Il n'existe pas un signe unique qui attesterait à coup sûr de la perte de conscience de l'animal. Nous sommes sur du vivant. C'est ce qui fait la complexité de notre métier, mais aussi sa richesse. Il y a d'ailleurs du vivant des deux côtés : au-delà de l'aspect biologique de l'animal, les interventions manuelles humaines restent nombreuses, malgré la mécanisation. Les collègues de l'INRA et de l'ANSES ont évoqué devant vous quelques signes que nous utilisons. Certains doivent être interprétés avec prudence, comme le réflexe oculo-palpébral. On touche l'oeil de l'animal ; s'il ne cligne pas de l'oeil, on peut considérer il n'est pas conscient ; s'il cligne de l'oeil, il peut être conscient, mais il peut ne pas l'être… Autrement dit, certaines interprétations peuvent n'être que conservatoires. Il faut donc savoir croiser les signes : le réflexe oculo-palpébral, le maintien d'une respiration rythmique, le positionnement de la tête, la réaction à la menace… Il est indispensable d'être présent au poste d'abattage pour évaluer ces signes et pour pouvoir réaliser des stimuli sur l'animal.

Cela nous amène à la question de la vidéosurveillance. Pourquoi pas ? Mais attention aux formules magiques : il n'y en a pas. La vidéosurveillance pourrait être une aide pour l'inspection au poste de saignée, mais elle ne remplacera pas l'inspection à ce poste, effectuée à une fréquence régulière à déterminer. Cela peut être un complément.

Pour ce qui est des images enregistrées, c'est au responsable de l'abattoir en premier lieu qu'il revient de les exploiter pour superviser ses équipes, mais aussi pour l'empêcher de se dédouaner de sa responsabilité. Reste à voir si les services d'inspection pourront utiliser ces images par sondages ; encore faudrait-il savoir quelle charge de travail cela représente : il serait absurde de retirer des inspecteurs des postes physiques pour les installer derrière un écran. Les images pourront-elles être utilisées comme preuve pour prendre des mesures de police administrative ou des mesures pénales ? Cela aussi mérite d'être creusé.

Faisons cependant attention aux images. Certaines de celles qui ont été diffusées par l'association L124 sont totalement impossibles à interpréter. Lorsque l'on voit, de dos, un animal suspendu en train de « pédaler », on ne sait pas s'il s'agit de mouvements conscients, parce qu'il souffre, ou de mouvements réflexes – dans ce cas l'animal ne souffre pas. Pour s'en assurer, il faut voir tout l'animal et pratiquer des stimuli. Certaines réactions très spectaculaires pour le grand public ne traduisent pas nécessairement une souffrance animale : ce ne sont que des mouvements réflexes.

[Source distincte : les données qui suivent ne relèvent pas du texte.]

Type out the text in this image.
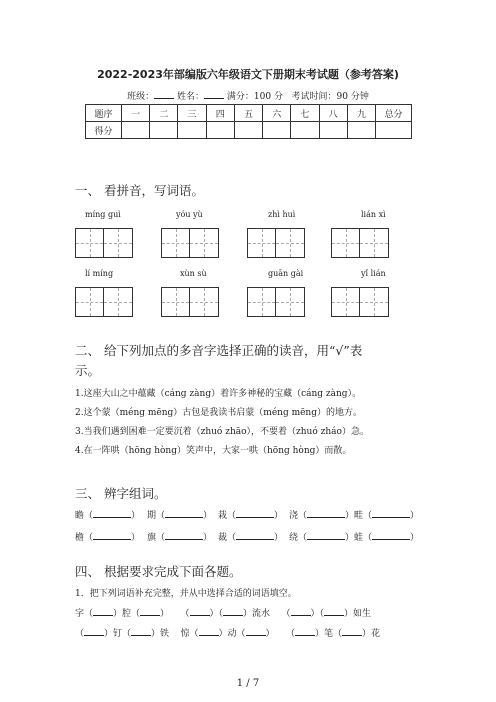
2022-2023年部编版六年级语文下册期末考试题（参考答案)
班级：	姓名：	满分：100 分 考试时间：90 分钟
题序	一	二	三	四	五	六	七	八	九	总分
得分										
一、 看拼音，写词语。
míng guì	yóu yù	zhì huì	lián xì
lí míng	xùn sù	guān gài	yǐ lián
二、 给下列加点的多音字选择正确的读音，用“√”表
示。
1.这座大山之中蕴藏（cáng zàng）着许多神秘的宝藏（cáng zàng）。
2.这个蒙（méng mēng）古包是我读书启蒙（méng mēng）的地方。
3.当我们遇到困难一定要沉着（zhuó zhāo），不要着（zhuó zháo）急。
4.在一阵哄（hōng hòng）笑声中，大家一哄（hōng hòng）而散。
三、 辨字组词。
瞻（	） 期（	） 栽（	） 浇（	） 畦（	）
檐（	） 旗（	） 裁（	） 绕（	） 蛙（	）
四、 根据要求完成下面各题。
1．把下列词语补充完整，并从中选择合适的词语填空。
字（ ）腔（ ） （ ）（ ）流水 （ ）（ ）如生
（ ）钉（ ）铁 惊（ ）动（ ） （ ）笔（ ）花
1 / 7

L'ouvrier d'abattoir est le premier responsable pénal des actes qu'il commet. En même temps, la direction de l'abattoir ne peut pas s'exonérer totalement de ses responsabilités dans un certain nombre de situations. C'est elle qui a les leviers sur la formation de son personnel, sur la cadence de la chaîne, sur le format des animaux traités, sur le choix du matériel. Si l'abattoir a acheté un matériel destiné aux gros animaux et qu'il en commande des petits, l'opérateur ne pourra pas travailler correctement. Peut-être faudrait-il réfléchir, en cas de maltraitance récurrente, à impliquer pénalement le responsable de l'établissement au-delà du seul opérateur.